Mutations in the bird flu virus have been found in two infected people in Egypt, in a form that might be resistant to the medication most commonly used to treat the deadly disease, the World Health Organization said Thursday. The mutations in the H5N1 virus strain were not drastic enough to make the virus infectious enough to spark a pandemic, WHO officials said. But more such mutations could prompt scientists to rethink current treatment strategies.

AP – Mutations in the bird flu virus have been found in two infected people in Egypt, in a form that might be resistant to the medication most commonly used to treat the deadly disease, the World Health Organization said Thursday.

The mutations in the H5N1 virus strain were not drastic enough to make the virus infectious enough to spark a pandemic, WHO officials said. But more such mutations could prompt scientists to rethink current treatment strategies.

Samples taken from two bird flu patients in Egypt — a 16-year-old girl and her 26-year-old uncle — were not as responsive as regular H5N1 viruses to Tamiflu, a drug also know as oseltamivir that is used to treat the disease, the officials said.

The girl and her uncle died in late December, as did the man’s 35-year-old sister, although she has not yet been confirmed as having had H5N1. The three — who lived together in Gharbiyah province, 50 miles northwest of Cairo — fell ill within days of one another after being exposed to sick ducks.

"Based on the information we have, we can’t yet rule out human-to-human transmission," said Dr. Fred Hayden, a WHO bird flu and antivirals expert. "We need to better understand the dynamics of this outbreak."

Although people have passed the virus on to other people, such infections are rare, and most patients have been infected by direct contact with sick birds.

Scientists fear, however, that the virus could mutate into a form more easily passed between people, which could spark a flu pandemic.

The drug-resistant strains found in Egypt likely developed after the patients were hospitalized and treated with Tamiflu, with the virus responding directly to the drug, Hayden said. It was not proven, however, that that was the case, and a more worrying scenario would be if drug-resistant strains were already circulating among birds.

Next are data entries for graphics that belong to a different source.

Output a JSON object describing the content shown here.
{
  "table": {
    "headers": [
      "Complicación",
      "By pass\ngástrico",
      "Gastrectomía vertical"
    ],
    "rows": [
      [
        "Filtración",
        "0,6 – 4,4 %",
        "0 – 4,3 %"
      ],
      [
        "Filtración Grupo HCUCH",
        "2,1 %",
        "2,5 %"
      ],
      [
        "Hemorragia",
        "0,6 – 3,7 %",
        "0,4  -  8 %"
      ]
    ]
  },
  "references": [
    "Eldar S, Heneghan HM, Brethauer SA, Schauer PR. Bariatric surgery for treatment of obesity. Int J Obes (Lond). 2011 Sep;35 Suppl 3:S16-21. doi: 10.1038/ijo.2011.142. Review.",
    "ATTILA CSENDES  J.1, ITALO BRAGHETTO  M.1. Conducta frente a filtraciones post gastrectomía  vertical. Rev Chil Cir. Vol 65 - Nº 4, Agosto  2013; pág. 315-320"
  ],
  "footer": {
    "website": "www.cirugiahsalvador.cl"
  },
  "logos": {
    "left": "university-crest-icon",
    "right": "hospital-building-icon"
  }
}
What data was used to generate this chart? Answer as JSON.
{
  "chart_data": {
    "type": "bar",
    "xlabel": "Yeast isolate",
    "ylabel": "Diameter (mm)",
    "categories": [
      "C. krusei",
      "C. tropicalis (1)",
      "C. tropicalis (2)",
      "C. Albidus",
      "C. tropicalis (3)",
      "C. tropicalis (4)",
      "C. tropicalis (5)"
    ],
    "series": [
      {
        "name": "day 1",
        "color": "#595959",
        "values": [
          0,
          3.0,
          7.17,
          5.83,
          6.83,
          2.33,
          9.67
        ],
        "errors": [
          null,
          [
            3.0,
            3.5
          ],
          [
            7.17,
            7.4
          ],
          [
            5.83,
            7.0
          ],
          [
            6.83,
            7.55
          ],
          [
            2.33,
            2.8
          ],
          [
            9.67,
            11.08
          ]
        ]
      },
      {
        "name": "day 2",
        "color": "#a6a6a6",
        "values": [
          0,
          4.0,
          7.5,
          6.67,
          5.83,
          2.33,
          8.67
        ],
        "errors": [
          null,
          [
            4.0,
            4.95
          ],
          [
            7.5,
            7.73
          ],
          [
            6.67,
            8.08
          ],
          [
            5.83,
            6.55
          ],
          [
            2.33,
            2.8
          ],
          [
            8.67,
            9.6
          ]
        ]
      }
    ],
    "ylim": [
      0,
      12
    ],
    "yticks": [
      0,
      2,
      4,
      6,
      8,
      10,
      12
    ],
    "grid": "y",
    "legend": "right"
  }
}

Although Tamiflu remains the drug of choice to treat H5N1, experts may have to consider other options if they find more resistant viruses.

Because flu viruses evolve constantly, mutations are only worrisome if they make the virus more infectious, lethal or drug-resistant.

"What the resistance tests look for are markers associated with antiviral resistance," though finding the markers did not necessarily mean Tamiflu would not work, said Dr. Angus Nicoll, flu director at the European Centre for Disease Prevention and Control.

Hayden said the mutations found in Egypt were different from Tamiflu-resistant H5N1 viruses found in patients two years ago in Vietnam. The Vietnamese strains were definitely resistant to Tamiflu, whereas the Egyptian viruses have only proven they are not as susceptible to the drug, he said.

Tamiflu-resistant viruses such as those found in Vietnam are often treatable with an older, less expensive class of antivirals, known as amantadanes. Some bird flu virus strains from Indonesia and China have also proven susceptible to amantadanes.